A escalada da violência viária em Cascavel motivou um alerta urgente da Transitar após o registro de duas mortes de motociclistas em um intervalo de apenas 24 horas. Em entrevista à TV Tarobá, a coordenadora de Educação no Trânsito da autarquia, Luciane de Moura, detalhou o cenário crítico no município, que já contabiliza 16 óbitos no total — divididos igualmente entre perímetros urbanos e rodovias — e reforçou que a falta de atenção e o descumprimento de normas básicas de segurança são os principais catalisadores dessas tragédias.

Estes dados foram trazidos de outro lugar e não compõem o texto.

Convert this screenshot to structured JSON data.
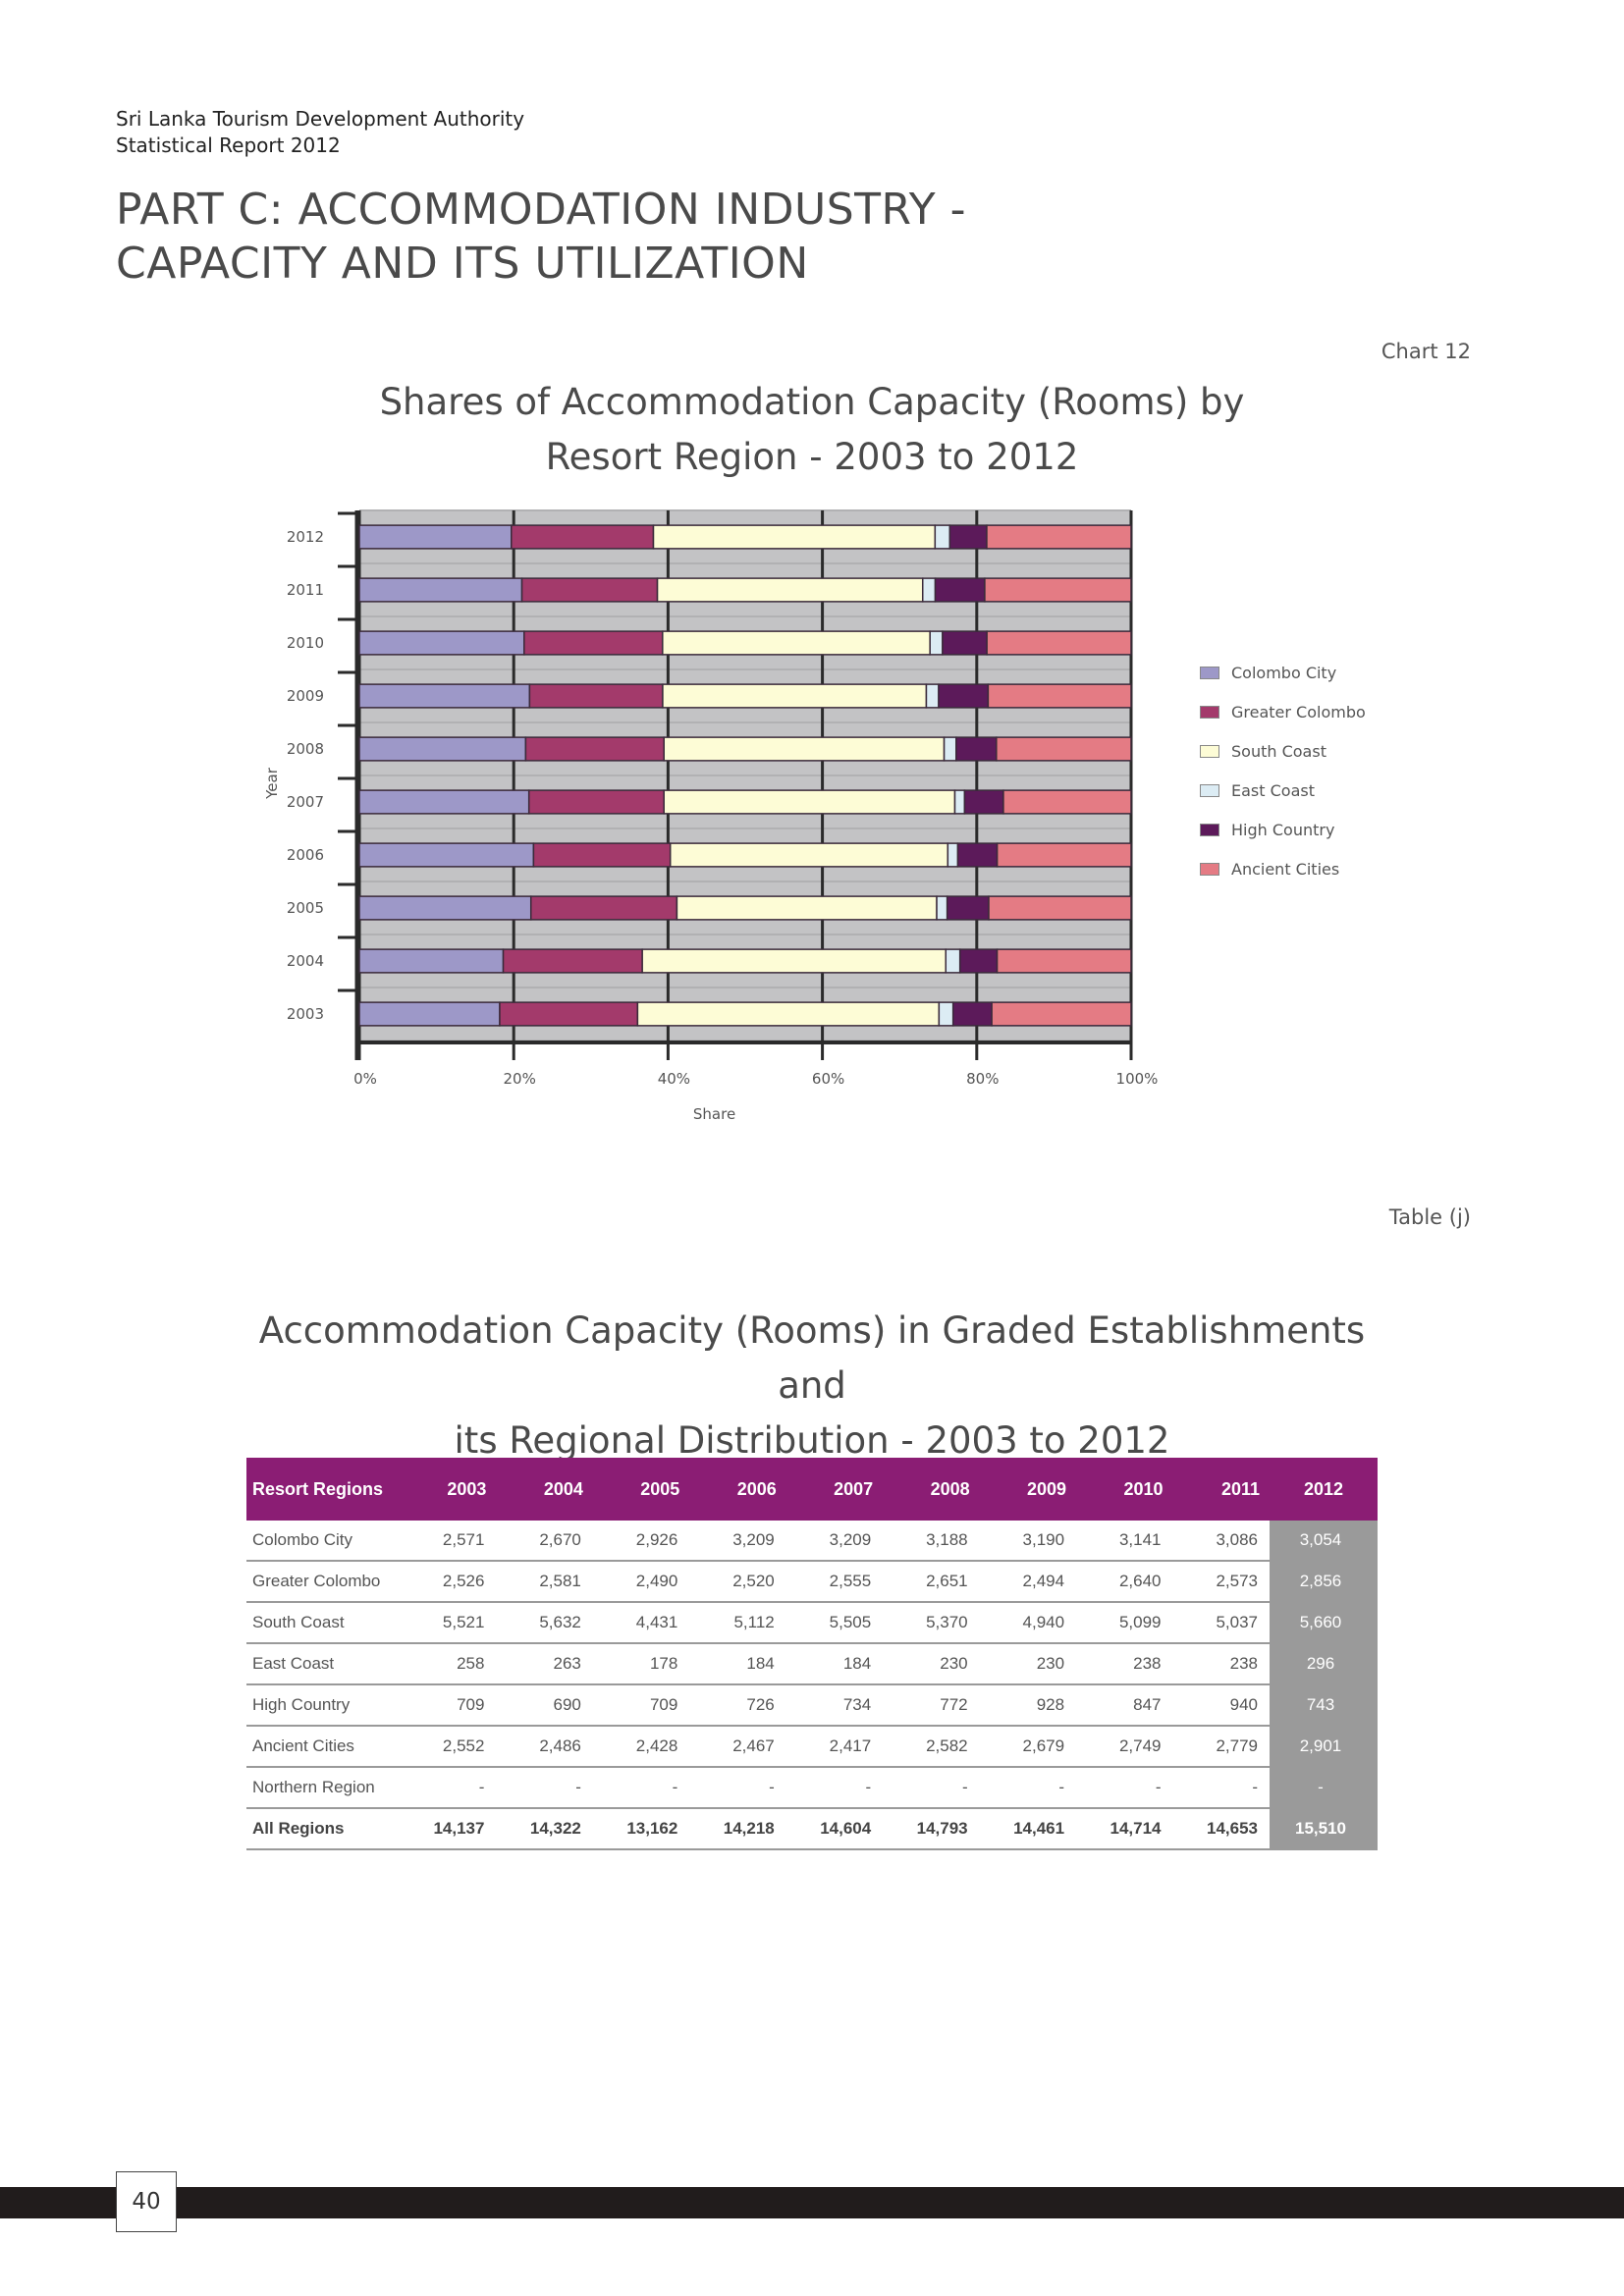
{
  "header": {
    "org_line1": "Sri Lanka Tourism Development Authority",
    "org_line2": "Statistical Report 2012",
    "part_title_line1": "PART C: ACCOMMODATION INDUSTRY -",
    "part_title_line2": "CAPACITY AND ITS UTILIZATION"
  },
  "chart_label": "Chart 12",
  "chart_title_line1": "Shares of Accommodation Capacity (Rooms) by",
  "chart_title_line2": "Resort Region - 2003 to 2012",
  "chart_data": {
    "type": "bar",
    "orientation": "horizontal",
    "stacked": "percent",
    "title": "Shares of Accommodation Capacity (Rooms) by Resort Region - 2003 to 2012",
    "xlabel": "Share",
    "ylabel": "Year",
    "xlim": [
      0,
      100
    ],
    "x_ticks": [
      "0%",
      "20%",
      "40%",
      "60%",
      "80%",
      "100%"
    ],
    "categories": [
      "2003",
      "2004",
      "2005",
      "2006",
      "2007",
      "2008",
      "2009",
      "2010",
      "2011",
      "2012"
    ],
    "legend_position": "right",
    "grid": true,
    "series": [
      {
        "name": "Colombo City",
        "color": "#9d98c8",
        "values": [
          2571,
          2670,
          2926,
          3209,
          3209,
          3188,
          3190,
          3141,
          3086,
          3054
        ]
      },
      {
        "name": "Greater Colombo",
        "color": "#a33a6b",
        "values": [
          2526,
          2581,
          2490,
          2520,
          2555,
          2651,
          2494,
          2640,
          2573,
          2856
        ]
      },
      {
        "name": "South Coast",
        "color": "#fdfcd6",
        "values": [
          5521,
          5632,
          4431,
          5112,
          5505,
          5370,
          4940,
          5099,
          5037,
          5660
        ]
      },
      {
        "name": "East Coast",
        "color": "#dcecf4",
        "values": [
          258,
          263,
          178,
          184,
          184,
          230,
          230,
          238,
          238,
          296
        ]
      },
      {
        "name": "High Country",
        "color": "#5c1a5a",
        "values": [
          709,
          690,
          709,
          726,
          734,
          772,
          928,
          847,
          940,
          743
        ]
      },
      {
        "name": "Ancient Cities",
        "color": "#e47b84",
        "values": [
          2552,
          2486,
          2428,
          2467,
          2417,
          2582,
          2679,
          2749,
          2779,
          2901
        ]
      }
    ]
  },
  "table_label": "Table (j)",
  "table_title_line1": "Accommodation Capacity (Rooms) in Graded Establishments and",
  "table_title_line2": "its Regional Distribution - 2003 to 2012",
  "table": {
    "headers": [
      "Resort Regions",
      "2003",
      "2004",
      "2005",
      "2006",
      "2007",
      "2008",
      "2009",
      "2010",
      "2011",
      "2012"
    ],
    "rows": [
      [
        "Colombo City",
        "2,571",
        "2,670",
        "2,926",
        "3,209",
        "3,209",
        "3,188",
        "3,190",
        "3,141",
        "3,086",
        "3,054"
      ],
      [
        "Greater Colombo",
        "2,526",
        "2,581",
        "2,490",
        "2,520",
        "2,555",
        "2,651",
        "2,494",
        "2,640",
        "2,573",
        "2,856"
      ],
      [
        "South Coast",
        "5,521",
        "5,632",
        "4,431",
        "5,112",
        "5,505",
        "5,370",
        "4,940",
        "5,099",
        "5,037",
        "5,660"
      ],
      [
        "East Coast",
        "258",
        "263",
        "178",
        "184",
        "184",
        "230",
        "230",
        "238",
        "238",
        "296"
      ],
      [
        "High Country",
        "709",
        "690",
        "709",
        "726",
        "734",
        "772",
        "928",
        "847",
        "940",
        "743"
      ],
      [
        "Ancient Cities",
        "2,552",
        "2,486",
        "2,428",
        "2,467",
        "2,417",
        "2,582",
        "2,679",
        "2,749",
        "2,779",
        "2,901"
      ],
      [
        "Northern Region",
        "-",
        "-",
        "-",
        "-",
        "-",
        "-",
        "-",
        "-",
        "-",
        "-"
      ],
      [
        "All Regions",
        "14,137",
        "14,322",
        "13,162",
        "14,218",
        "14,604",
        "14,793",
        "14,461",
        "14,714",
        "14,653",
        "15,510"
      ]
    ]
  },
  "page_number": "40"
}
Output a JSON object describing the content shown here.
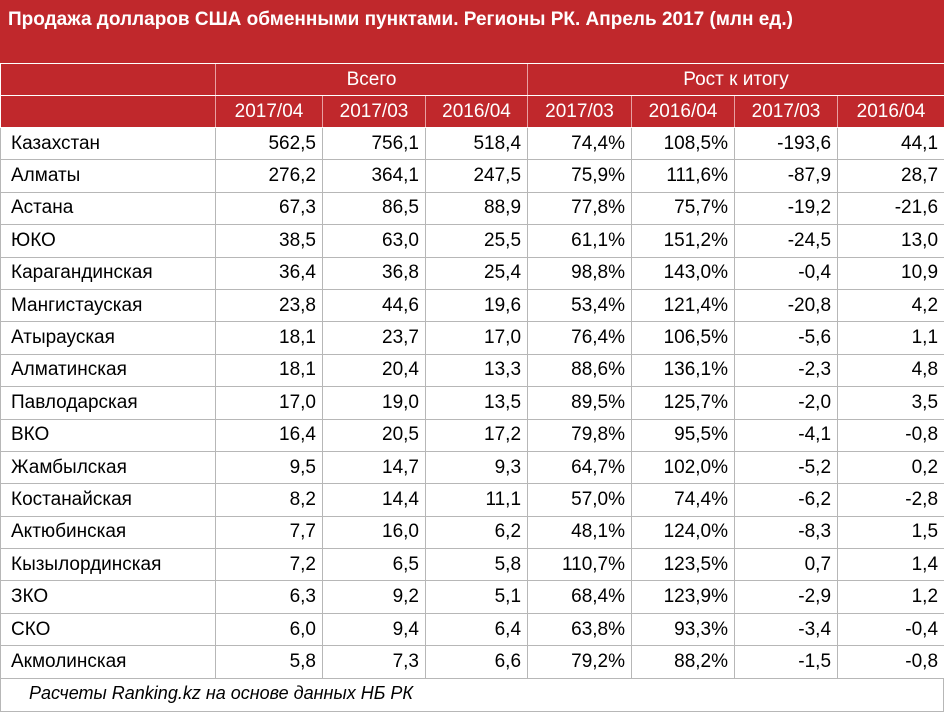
{
  "title": "Продажа долларов США обменными пунктами. Регионы РК. Апрель 2017 (млн ед.)",
  "header": {
    "group1": "Всего",
    "group2": "Рост к итогу",
    "cols": [
      "2017/04",
      "2017/03",
      "2016/04",
      "2017/03",
      "2016/04",
      "2017/03",
      "2016/04"
    ]
  },
  "rows": [
    {
      "region": "Казахстан",
      "v": [
        "562,5",
        "756,1",
        "518,4",
        "74,4%",
        "108,5%",
        "-193,6",
        "44,1"
      ]
    },
    {
      "region": "Алматы",
      "v": [
        "276,2",
        "364,1",
        "247,5",
        "75,9%",
        "111,6%",
        "-87,9",
        "28,7"
      ]
    },
    {
      "region": "Астана",
      "v": [
        "67,3",
        "86,5",
        "88,9",
        "77,8%",
        "75,7%",
        "-19,2",
        "-21,6"
      ]
    },
    {
      "region": "ЮКО",
      "v": [
        "38,5",
        "63,0",
        "25,5",
        "61,1%",
        "151,2%",
        "-24,5",
        "13,0"
      ]
    },
    {
      "region": "Карагандинская",
      "v": [
        "36,4",
        "36,8",
        "25,4",
        "98,8%",
        "143,0%",
        "-0,4",
        "10,9"
      ]
    },
    {
      "region": "Мангистауская",
      "v": [
        "23,8",
        "44,6",
        "19,6",
        "53,4%",
        "121,4%",
        "-20,8",
        "4,2"
      ]
    },
    {
      "region": "Атырауская",
      "v": [
        "18,1",
        "23,7",
        "17,0",
        "76,4%",
        "106,5%",
        "-5,6",
        "1,1"
      ]
    },
    {
      "region": "Алматинская",
      "v": [
        "18,1",
        "20,4",
        "13,3",
        "88,6%",
        "136,1%",
        "-2,3",
        "4,8"
      ]
    },
    {
      "region": "Павлодарская",
      "v": [
        "17,0",
        "19,0",
        "13,5",
        "89,5%",
        "125,7%",
        "-2,0",
        "3,5"
      ]
    },
    {
      "region": "ВКО",
      "v": [
        "16,4",
        "20,5",
        "17,2",
        "79,8%",
        "95,5%",
        "-4,1",
        "-0,8"
      ]
    },
    {
      "region": "Жамбылская",
      "v": [
        "9,5",
        "14,7",
        "9,3",
        "64,7%",
        "102,0%",
        "-5,2",
        "0,2"
      ]
    },
    {
      "region": "Костанайская",
      "v": [
        "8,2",
        "14,4",
        "11,1",
        "57,0%",
        "74,4%",
        "-6,2",
        "-2,8"
      ]
    },
    {
      "region": "Актюбинская",
      "v": [
        "7,7",
        "16,0",
        "6,2",
        "48,1%",
        "124,0%",
        "-8,3",
        "1,5"
      ]
    },
    {
      "region": "Кызылординская",
      "v": [
        "7,2",
        "6,5",
        "5,8",
        "110,7%",
        "123,5%",
        "0,7",
        "1,4"
      ]
    },
    {
      "region": "ЗКО",
      "v": [
        "6,3",
        "9,2",
        "5,1",
        "68,4%",
        "123,9%",
        "-2,9",
        "1,2"
      ]
    },
    {
      "region": "СКО",
      "v": [
        "6,0",
        "9,4",
        "6,4",
        "63,8%",
        "93,3%",
        "-3,4",
        "-0,4"
      ]
    },
    {
      "region": "Акмолинская",
      "v": [
        "5,8",
        "7,3",
        "6,6",
        "79,2%",
        "88,2%",
        "-1,5",
        "-0,8"
      ]
    }
  ],
  "footer": "Расчеты Ranking.kz на основе данных НБ РК",
  "colors": {
    "header_bg": "#c0282c",
    "header_text": "#ffffff"
  }
}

Segundo a coordenadora, a análise preliminar de um dos acidentes fatais ocorridos nesta semana aponta para o avanço de preferencial como causa primária, agravado por um detalhe técnico fatal: o capacete da vítima soltou-se durante a colisão. Luciane de Moura revelou que este é o terceiro caso de óbito no ano em que o equipamento se desprende da cabeça do condutor por não estar com a fivela jugular devidamente fechada. Para a especialista, a falsa sensação de segurança faz com que motociclistas negligenciem itens que separam ferimentos leves de consequências irreversíveis.
Outro ponto de extrema preocupação levantado pela coordenadora diz respeito ao transporte de crianças em motocicletas. Durante o debate, foram exibidas imagens de flagrantes de irregularidades, como quatro pessoas em uma única moto e crianças menores de dez anos — idade mínima permitida por lei — sendo transportadas sem qualquer proteção. Luciane de Moura destacou que essa conduta, além de gerar a suspensão direta do direito de dirigir, expõe a parcela mais vulnerável da família a riscos altíssimos.
A Transitar tem intensificado as ações educativas em escolas da região, buscando conscientizar pais e alunos sobre a importância do exemplo no ambiente viário. Luciane de Moura concluiu pontuando que a fiscalização e as melhorias em infraestrutura são fundamentais, mas que a redução dos índices de mortalidade depende diretamente da mudança de comportamento dos condutores, que devem abandonar distrações como o uso do celular e priorizar o respeito mútuo.